Fresh Fish Tacos

Ingredients.

1 pound grey mullet fillets (or other suitable fish), cut into small pieces

1/2 cup all-purpose flour

1/2 cup cornmeal

1 teaspoon chili powder

1/2 teaspoon cumin

1/2 teaspoon paprika

Salt and pepper to taste

Vegetable oil for frying

For the tacos:

8 small corn tortillas

1 cup shredded cabbage or lettuce

1/2 cup diced tomatoes

1/4 cup chopped cilantro

1/4 cup diced red onion

Lime wedges (for serving)

For the sauce:

1/2 cup mayonnaise

2 tablespoons lime juice

1 tablespoon chopped cilantro

1/2 teaspoon chili powder

Salt and pepper to taste

Frying fish.

In a shallow bowl, combine the flour, cornmeal, chili powder, cumin, paprika, salt, and pepper. Mix well.
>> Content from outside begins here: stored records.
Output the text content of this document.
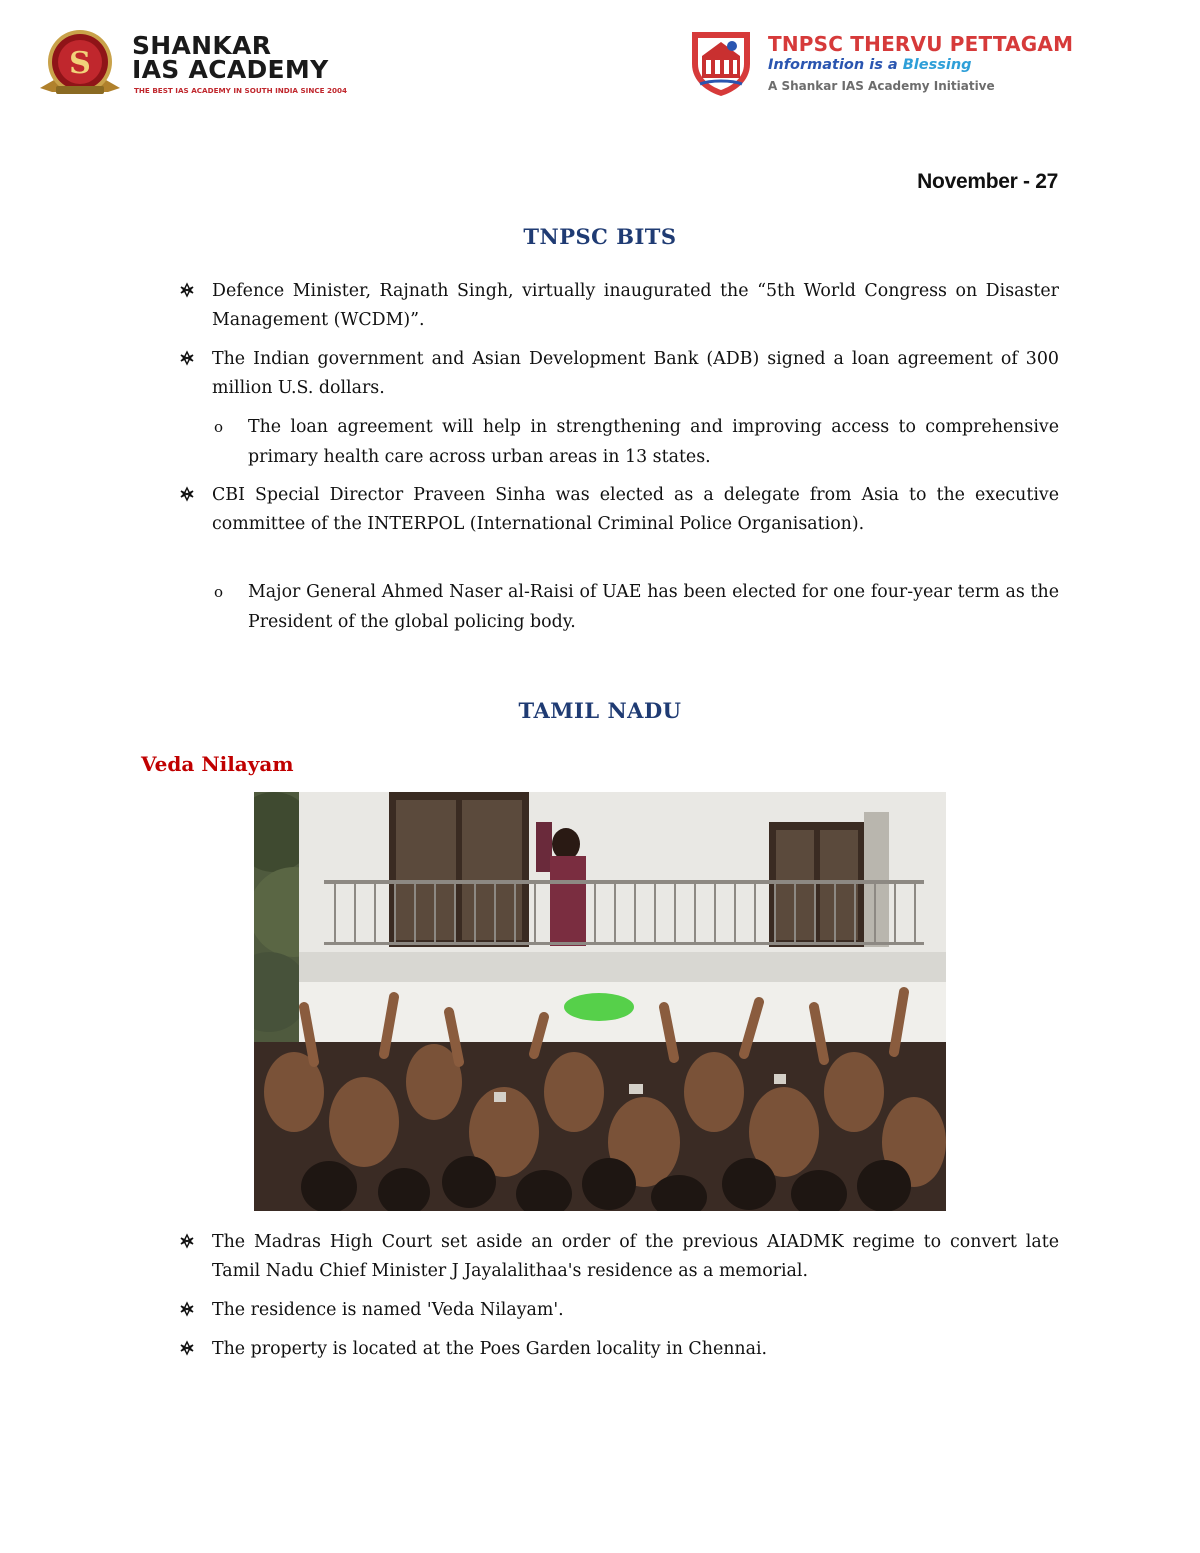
S
SHANKAR
IAS ACADEMY
THE BEST IAS ACADEMY IN SOUTH INDIA SINCE 2004
TNPSC THERVU PETTAGAM
Information is a Blessing
A Shankar IAS Academy Initiative
November - 27
TNPSC BITS
Defence Minister, Rajnath Singh, virtually inaugurated the “5th World Congress on Disaster Management (WCDM)”.
The Indian government and Asian Development Bank (ADB) signed a loan agreement of 300 million U.S. dollars.
o	The loan agreement will help in strengthening and improving access to comprehensive primary health care across urban areas in 13 states.
CBI Special Director Praveen Sinha was elected as a delegate from Asia to the executive committee of the INTERPOL (International Criminal Police Organisation).
o	Major General Ahmed Naser al-Raisi of UAE has been elected for one four-year term as the President of the global policing body.
TAMIL NADU
Veda Nilayam
The Madras High Court set aside an order of the previous AIADMK regime to convert late Tamil Nadu Chief Minister J Jayalalithaa's residence as a memorial.
The residence is named 'Veda Nilayam'.
The property is located at the Poes Garden locality in Chennai.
Heat vegetable oil in a skillet over medium heat for frying. Dip each piece of fish into the flour mixture, coating it thoroughly, and shake off any excess.

Fry the fish in the hot oil until golden brown and crispy, about 2-3 minutes per side. Transfer the cooked fish to a paper towel-lined plate to drain excess oil.

Prepare sauce.

In a small bowl, mix together all the sauce ingredients: mayonnaise, lime juice, chopped cilantro, chili powder, salt, and pepper. Set aside.

Taco time.

Warm the corn tortillas in a dry skillet or wrap them in aluminum foil and heat them in the oven until soft and pliable.

To assemble the tacos, spread a spoonful of the sauce onto each tortilla. Top with shredded cabbage or lettuce, diced tomatoes, chopped cilantro, diced red onion, and a few pieces of the fried fish.

Serve the fish tacos with lime wedges on the side for squeezing over the tacos.